I've just come back from a short break, 5 days, in a fabulous area. There is water everywhere in Christchurch, fresh, salt and in-between, with the Stour, the Avon, the estuaries, harbour ands sea, but I was there on a holiday from fishing rather than a fishing holiday. I'd packed one rod, one reel, a few floats and two liquidised loaves, and I was hoping to snatch a couple of hours and catch a mullet, a fish I'd never seen, much less caught.
At the same time, it was interesting to spend a few days nosing around a small corner of the country with so many angling landmarks crowded together, like Throop, the Royalty and Christchurch harbour. We were pretty well-placed for the Stour, 50 yards from a picturesque length. Anyone fishing there that I chatted to spoke of lean pickings with scarcely a barbel caught, so I kept my mouth shut, mostly, about the difficulty of avoiding them on some of the water I fish. I was shocked to see the intimacy, comfort and accessibility of some of these legendary waters. This dude is fishing the Bridge Pool at the lower end of the Royalty, ensconsed in a punt. Just beyond the manicured lawn of the bank, the ruins of a Norman manor house and the beautiful white-stone Priory. We stood on the bridge looking upstream and watch two giant chub lying sideways to graze on the the stone walls of the bank.

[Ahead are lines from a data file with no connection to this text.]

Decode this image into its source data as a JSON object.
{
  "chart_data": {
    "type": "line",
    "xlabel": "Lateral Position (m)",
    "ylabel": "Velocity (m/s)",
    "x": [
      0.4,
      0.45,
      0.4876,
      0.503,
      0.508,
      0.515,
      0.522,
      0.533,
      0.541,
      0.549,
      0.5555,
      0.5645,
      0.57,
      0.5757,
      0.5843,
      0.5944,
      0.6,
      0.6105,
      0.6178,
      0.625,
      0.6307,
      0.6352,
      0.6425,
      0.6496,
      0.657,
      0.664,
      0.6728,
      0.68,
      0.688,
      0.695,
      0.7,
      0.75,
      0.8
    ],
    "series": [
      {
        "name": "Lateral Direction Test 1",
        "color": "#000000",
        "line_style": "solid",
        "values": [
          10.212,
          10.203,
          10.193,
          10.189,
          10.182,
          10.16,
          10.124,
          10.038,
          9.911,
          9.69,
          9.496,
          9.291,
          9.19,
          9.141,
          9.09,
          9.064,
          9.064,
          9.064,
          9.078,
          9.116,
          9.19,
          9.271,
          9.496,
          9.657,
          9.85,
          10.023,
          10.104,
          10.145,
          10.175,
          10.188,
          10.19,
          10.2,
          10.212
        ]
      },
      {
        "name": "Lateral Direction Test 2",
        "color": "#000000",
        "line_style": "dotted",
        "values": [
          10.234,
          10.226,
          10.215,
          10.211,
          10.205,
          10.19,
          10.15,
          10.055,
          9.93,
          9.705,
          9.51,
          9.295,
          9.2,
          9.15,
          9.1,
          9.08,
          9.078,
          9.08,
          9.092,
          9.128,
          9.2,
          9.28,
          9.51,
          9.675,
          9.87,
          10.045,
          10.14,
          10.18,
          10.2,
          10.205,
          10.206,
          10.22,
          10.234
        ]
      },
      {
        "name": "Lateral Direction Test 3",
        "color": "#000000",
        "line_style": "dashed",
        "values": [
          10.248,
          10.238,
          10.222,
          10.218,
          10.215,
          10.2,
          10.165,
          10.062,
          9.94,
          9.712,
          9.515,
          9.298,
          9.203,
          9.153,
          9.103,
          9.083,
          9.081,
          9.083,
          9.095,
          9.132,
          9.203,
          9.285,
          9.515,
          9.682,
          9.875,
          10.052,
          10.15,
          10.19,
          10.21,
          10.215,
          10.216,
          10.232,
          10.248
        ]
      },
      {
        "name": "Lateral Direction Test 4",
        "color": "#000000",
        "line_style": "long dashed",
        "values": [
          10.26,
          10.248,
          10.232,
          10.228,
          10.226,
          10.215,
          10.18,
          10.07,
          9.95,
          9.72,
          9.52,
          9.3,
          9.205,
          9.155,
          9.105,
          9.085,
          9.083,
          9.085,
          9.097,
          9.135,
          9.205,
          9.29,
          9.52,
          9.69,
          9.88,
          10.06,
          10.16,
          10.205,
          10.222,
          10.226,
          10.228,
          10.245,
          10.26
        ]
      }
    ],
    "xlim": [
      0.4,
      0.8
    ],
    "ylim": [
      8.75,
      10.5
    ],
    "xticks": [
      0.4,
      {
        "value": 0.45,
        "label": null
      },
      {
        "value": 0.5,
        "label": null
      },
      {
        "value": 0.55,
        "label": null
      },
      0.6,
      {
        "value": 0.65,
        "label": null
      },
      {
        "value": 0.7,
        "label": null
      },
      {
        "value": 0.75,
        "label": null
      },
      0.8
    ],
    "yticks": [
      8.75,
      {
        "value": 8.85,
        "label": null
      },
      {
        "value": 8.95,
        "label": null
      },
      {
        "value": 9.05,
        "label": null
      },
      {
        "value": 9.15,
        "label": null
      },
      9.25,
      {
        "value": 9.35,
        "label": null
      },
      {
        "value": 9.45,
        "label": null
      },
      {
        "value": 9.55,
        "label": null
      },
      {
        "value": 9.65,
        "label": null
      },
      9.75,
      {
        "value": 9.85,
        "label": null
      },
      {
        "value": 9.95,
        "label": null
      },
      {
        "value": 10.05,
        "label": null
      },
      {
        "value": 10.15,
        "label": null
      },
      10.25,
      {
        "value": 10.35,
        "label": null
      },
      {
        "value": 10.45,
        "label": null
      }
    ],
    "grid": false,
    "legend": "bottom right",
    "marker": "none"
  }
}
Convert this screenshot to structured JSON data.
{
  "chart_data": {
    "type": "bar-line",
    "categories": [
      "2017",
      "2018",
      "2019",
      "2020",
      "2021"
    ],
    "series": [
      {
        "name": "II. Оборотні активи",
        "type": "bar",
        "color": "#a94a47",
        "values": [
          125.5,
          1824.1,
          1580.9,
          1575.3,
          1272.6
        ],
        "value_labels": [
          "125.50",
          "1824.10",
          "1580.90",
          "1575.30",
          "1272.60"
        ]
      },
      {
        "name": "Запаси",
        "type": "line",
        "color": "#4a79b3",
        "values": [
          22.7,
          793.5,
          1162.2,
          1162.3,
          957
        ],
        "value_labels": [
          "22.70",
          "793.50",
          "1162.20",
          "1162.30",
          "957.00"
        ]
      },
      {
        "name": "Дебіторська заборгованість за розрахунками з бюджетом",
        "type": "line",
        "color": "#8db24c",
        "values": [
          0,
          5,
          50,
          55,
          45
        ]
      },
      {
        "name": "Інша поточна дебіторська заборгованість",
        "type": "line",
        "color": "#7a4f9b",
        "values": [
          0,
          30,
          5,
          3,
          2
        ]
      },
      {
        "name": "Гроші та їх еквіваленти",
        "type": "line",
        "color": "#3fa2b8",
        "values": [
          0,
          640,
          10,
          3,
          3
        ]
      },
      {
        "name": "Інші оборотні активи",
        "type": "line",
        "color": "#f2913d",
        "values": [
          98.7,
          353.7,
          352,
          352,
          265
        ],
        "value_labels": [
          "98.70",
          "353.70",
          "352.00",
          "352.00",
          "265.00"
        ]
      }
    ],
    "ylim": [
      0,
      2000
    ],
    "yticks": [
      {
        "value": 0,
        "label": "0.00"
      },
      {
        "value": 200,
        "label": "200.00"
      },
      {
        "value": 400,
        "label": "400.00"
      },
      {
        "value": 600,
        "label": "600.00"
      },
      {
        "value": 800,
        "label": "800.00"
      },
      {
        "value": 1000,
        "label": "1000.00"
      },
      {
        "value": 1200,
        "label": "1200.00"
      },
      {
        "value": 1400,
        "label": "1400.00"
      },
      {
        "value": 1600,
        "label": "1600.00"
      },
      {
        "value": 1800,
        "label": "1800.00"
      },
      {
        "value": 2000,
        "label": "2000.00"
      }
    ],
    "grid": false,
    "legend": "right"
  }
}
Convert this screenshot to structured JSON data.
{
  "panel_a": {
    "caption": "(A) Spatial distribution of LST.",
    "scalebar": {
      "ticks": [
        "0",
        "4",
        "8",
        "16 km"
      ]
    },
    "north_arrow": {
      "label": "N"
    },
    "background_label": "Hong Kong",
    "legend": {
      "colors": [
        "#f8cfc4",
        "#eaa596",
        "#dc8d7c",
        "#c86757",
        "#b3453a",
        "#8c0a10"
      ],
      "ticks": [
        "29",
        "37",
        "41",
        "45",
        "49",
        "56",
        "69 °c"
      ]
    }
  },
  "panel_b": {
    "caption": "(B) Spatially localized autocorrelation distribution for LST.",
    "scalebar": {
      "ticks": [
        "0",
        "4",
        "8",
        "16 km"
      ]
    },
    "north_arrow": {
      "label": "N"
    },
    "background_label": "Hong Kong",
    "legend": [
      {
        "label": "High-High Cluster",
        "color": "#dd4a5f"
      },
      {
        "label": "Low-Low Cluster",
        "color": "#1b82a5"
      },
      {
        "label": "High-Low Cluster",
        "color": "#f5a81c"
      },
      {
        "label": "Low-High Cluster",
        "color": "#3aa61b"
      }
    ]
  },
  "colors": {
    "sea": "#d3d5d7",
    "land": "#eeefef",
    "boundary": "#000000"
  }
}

I'd imagined nipping out for an hour or so every day in pursuit of a mullet, but with day tickets for estuary and harbour coming in at £11.25 a time, I had to re-think that idea. First time I tried, the man in the TS directed me to a section where it took a long walk to find a space where there was a break in the long chain of boats roped together. That wasn't really what I was looking for, and I didn't see a mullet of get a bite on my bread fished at various depths. The second time out. I followed advice to try the Quay. No long walks, and as pretty and easy to access as a park lake. But the huge amount of swans, ducks, gulls and people brushing past your elbow made it a bit of a headache to fish with bread, and together with that I missed the better stage of the tide.
I'd given up on the mullet when, on the last morning, with the car packed, we stopped for a coffee and a walk along the harbour. There was a guy fishing - float rod, crystal waggler, breadflake - and I stopped and told him my story. Just then a group of mullet swam into view. He gave me his rod, and said, Go on, catch one of these. So I did. It was one of the smaller ones, but took some line off the drag (4lb straight through) and it put a nice little end to the holiday.
I guess it was fairly typical of efforts, or at least my efforts, to catch fish in new, distant places. By the time you've worked out where to go, where not to go, what to do and what not to do, it's time to go home. Still, I can imagine going back again, a little bit wiser.